Hash Time-Lock Contracts (HTLC)

How it Works

  • 2 blockchains w/ Alice/Bob
  • Alice generates and hashes secret s, yielding h
  • Hashlock: protection of a smart contract with hash h
  • Alice creates a timelock - an upper bound (time or block height) in which the hashlock can be unlocked
  • Alice publishes the contract in Blockchain A
  • Bob verifies deployment and records h and timelock
  • Bob publishes smart contract in Blockchain B with hashlock h and an earlier timelock than Alice’s
  • Alice checks that Bob’s smart contract has been published and gives input secret s before the earlier timelock to acquire his assets
  • Bob sends s to Alice’s smart contract between the two time intervals to acquire her assets

Notary Schemes

A trusted federation to attest to events on another chain. This federation will verify to chain A that an event on chain B took place. The notaries will come to an agreement via some consensus algorithm and will issue a signature that can be used to finalize payments on chain A conditional on this consensus.

Federated Pegged Sidechain

The federation will be in control of a multisig address on chain A such that assets locked up in the multisig can be issued synthetically on the sidechain (chain B). Liquid network does this(?)

Relays

Instead of having a federation that verifies events on another chain, relays allow the chains to do this themselves.

Contract on chain A that functions as a light client of chain B, using chain B’s standard verification procedure to verify block headers fed into the contract.

E.g. BTCRelay is a smart contract on Ethereum that can read the Bitcoin chain. However, it’s 1-way; Bitcoin can’t read the Ethereum chain as there is no Ethereum relay contract on Bitcoin.

Relayers are those who submit block headers to BTC Relay. To incentivize the community to be relayers, and thus allow BTC Relay to be autonomous and up-to-date with the Bitcoin blockchain, Relayers can submit block headers to BTC Relay. When any transaction is verified in the block, or the header is retrieved, Relayers will be rewarded a fee. ~How to be a Relayer and receive incentives?

Today’s relays are mostly 1-way pegged. **There’s work happening on 2-way pegs via a central hub called a **relay chain**.

Relay Chain

Relay chains are distinct blockchains that function as light clients for connected “member” blockchains. Member chains can leverage information on other chains by messaging through the relay chain, which tracks part of the state of all connected chains and can be given a degree of control over assets on those chains

Relay chain architectures work best with chains that have certain characteristics, including flexible multisig capability and fast consensus finality, and as such are creating software development toolkits that make it easy for developers to create these types of blockchains.

…downside of the relay architecture is that it is very difficult to connect existing blockchains that don’t have the desired characteristics, including both Bitcoin and Ethereum.

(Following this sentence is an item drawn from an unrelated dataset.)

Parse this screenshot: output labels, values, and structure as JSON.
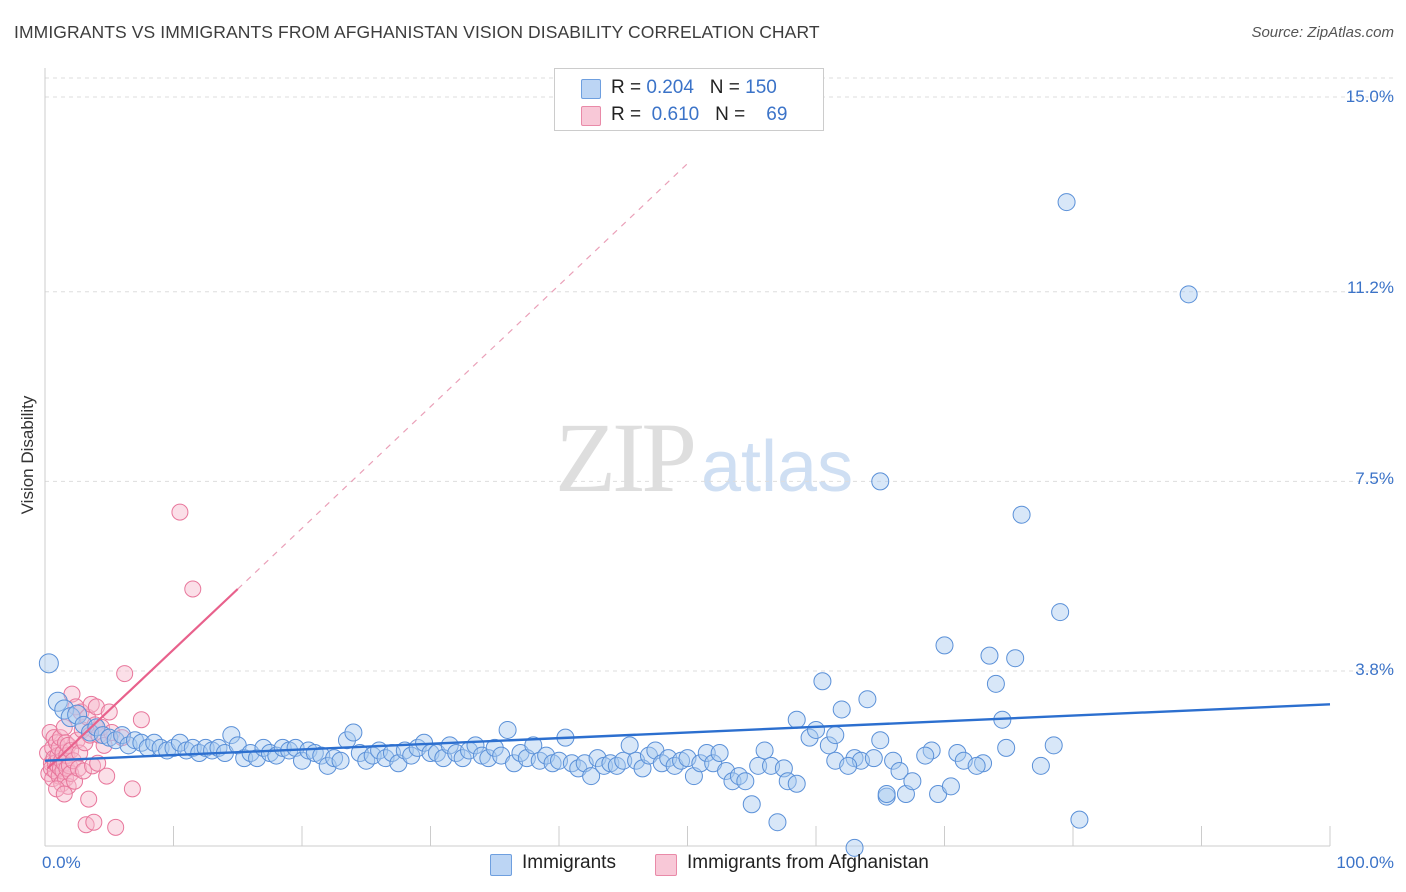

Cosmos and Polkadot both use variants of proof of stake (POS) and the Practical Byzantine Fault Tolerant (PBFT) family of consensus algorithms, which limit the number of nodes that actively participate in consensus in exchange for increased throughput and fast consensus finality.

Cosmos and Polkadot present potentially advantageous new paradigms for constructing blockchain networks rather than solutions targeted to existing blockchains.